Top congressional Republicans are clamoring to join major veterans groups in calling for Veterans Affairs Secretary Eric Shinseki to resign amid claims that veterans died while waiting for medical treatment at VA hospitals.
Senate Minority Whip John Cornyn of Texas took to the floor Tuesday to condemn Shinseki and call for his ouster. Kansas Sen. Jerry Moran, a member of the Veterans Affairs Committee, echoed his Republican colleague’s demands in a statement saying “there’s a difference in wanting change and leading it to happen.” California Rep. Duncan Hunter tweeted, “I’ll say it again—Sec. Shinseki needs to go.”
The Republican slams come just one day after the nation’s largest veterans group, the American Legion, called out the VA’s “bureaucratic incompetence and failed leadership” following allegations that as many as 40 veterans died while waiting for primary care at the Phoenix VA Health Care System. So-called whistleblowers and lawmakers on the House Committee on Veterans’ Affairs charge that officials at the hospital staged a massive cover-up by keeping a secret waiting list for primary-care appointments, separate from the official books sent up the VA chain of command, that hid how long veterans were waiting for care.
The latest pressure on Shinseki adds to a legacy already marred by criticism of how the VA handles the reported 9 million people enrolled in its health care system as the United States winds down one of its longest wars in history.

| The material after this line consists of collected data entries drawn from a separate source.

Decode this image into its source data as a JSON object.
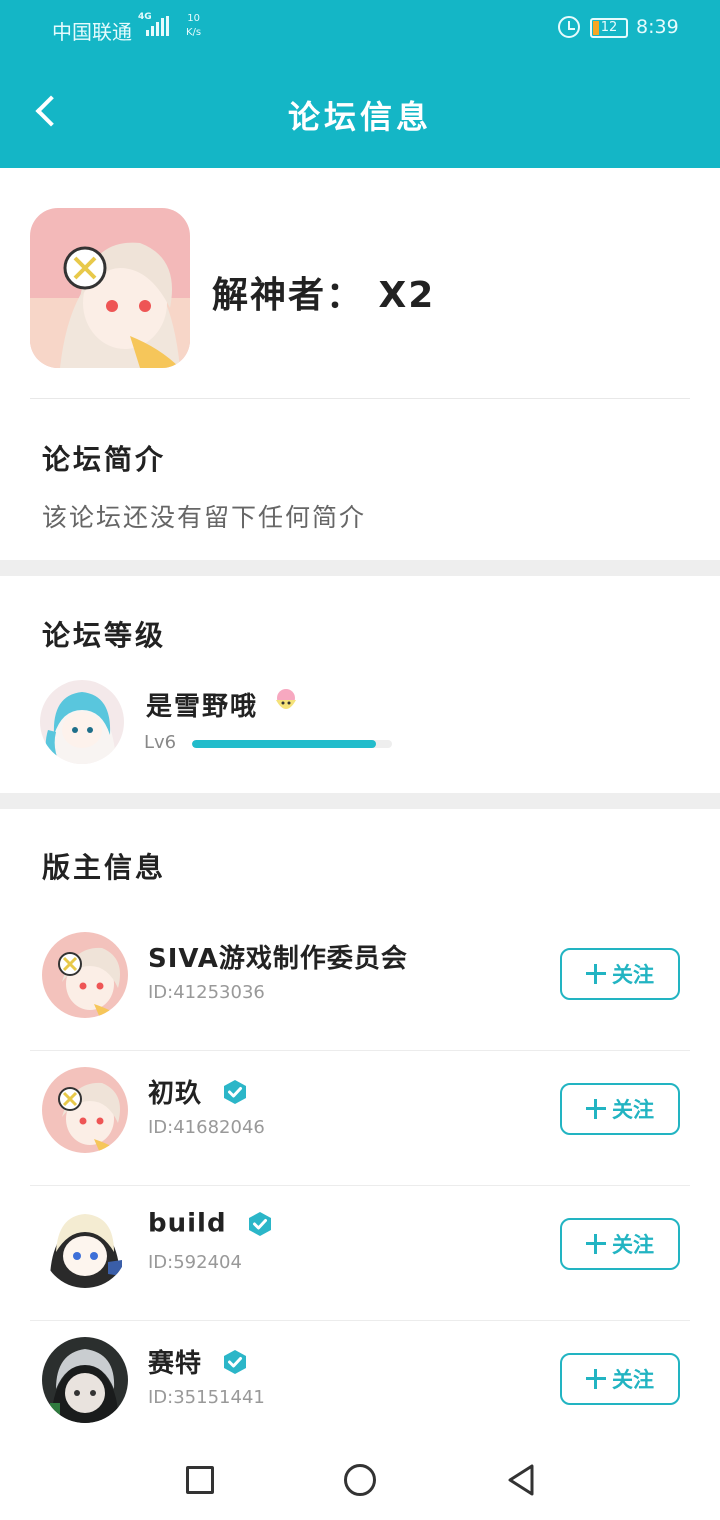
{
  "status_bar": {
    "carrier": "中国联通",
    "network": "4G",
    "speed_value": "10",
    "speed_unit": "K/s",
    "battery": "12",
    "time": "8:39"
  },
  "header": {
    "title": "论坛信息"
  },
  "forum": {
    "name": "解神者： X2",
    "intro_title": "论坛简介",
    "intro_text": "该论坛还没有留下任何简介"
  },
  "forum_level": {
    "title": "论坛等级",
    "user": "是雪野哦",
    "level": "Lv6",
    "progress": 0.92
  },
  "moderators": {
    "title": "版主信息",
    "follow_label": "关注",
    "items": [
      {
        "name": "SIVA游戏制作委员会",
        "id": "ID:41253036",
        "verified": false
      },
      {
        "name": "初玖",
        "id": "ID:41682046",
        "verified": true
      },
      {
        "name": "build",
        "id": "ID:592404",
        "verified": true
      },
      {
        "name": "赛特",
        "id": "ID:35151441",
        "verified": true
      }
    ]
  },
  "colors": {
    "header": "#14b6c6",
    "accent": "#22b4c2",
    "progress": "#22bccb"
  }
}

The Veterans Affairs department has struggled to resolve a labyrinth of backlogs extending far beyond medical care. Despite vows to eliminate the disabilities backlog by 2015, the pileup reached a “tipping point” last year with more than 611,000 unprocessed claims. And in 2011, an explosive investigation by USA Today exposed how veterans seeking mental health treatment at nearly a third of VA hospitals had to wait far longer than the department claimed.
“This is not a new problem,” Tom Tarantino of the Iraq and Afghanistan Veterans of America told MSNBC’s Andrea Mitchell. “If this type of shell game has bled over into the medical health system — this has huge implications for veterans’ care across the country.”

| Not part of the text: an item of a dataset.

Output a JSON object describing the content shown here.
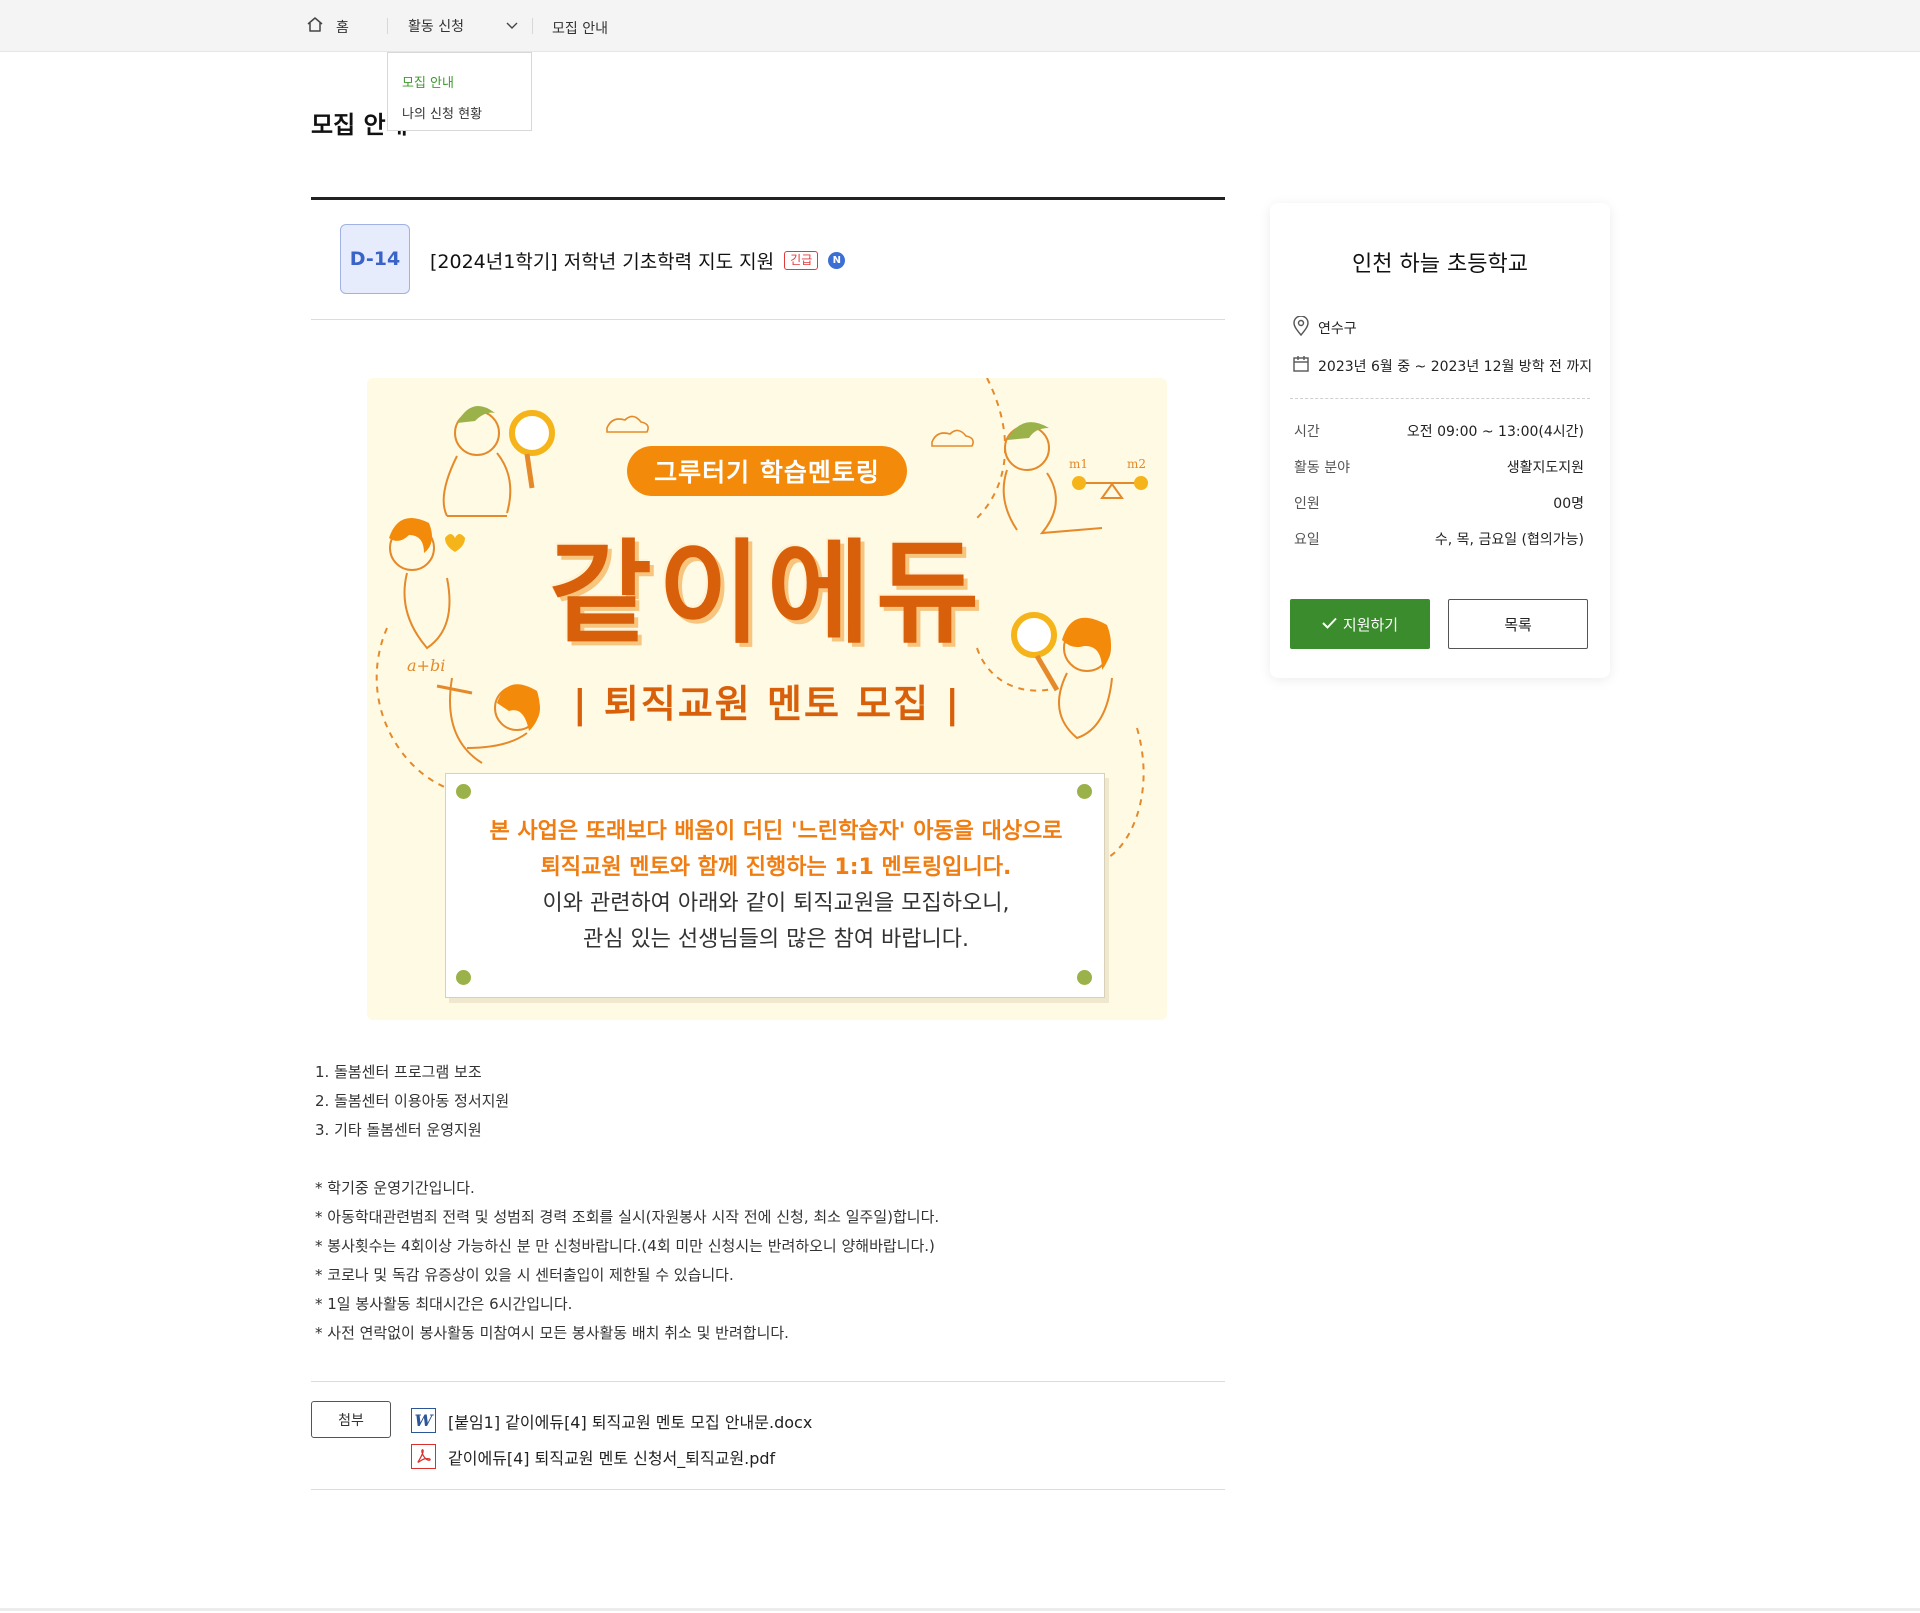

Two other top VA officials — Under Secretary for Benefits Allison Hickey and Under Secretary for Health Robert Petzel — are also caught up in the dragnet of resignation calls. The department vowed to take “swift and appropriate action” in investigating the allegations against the VA hospital in Phoenix, where wait times for appointments stretched into months, rather than the weeks recorded on official books. Shinseki put three Phoenix employees on administrative leave last week as the investigation moves forward.
Meanwhile, whistleblowers in other parts of the country are reporting similar issues where veterans died as a result of delayed care.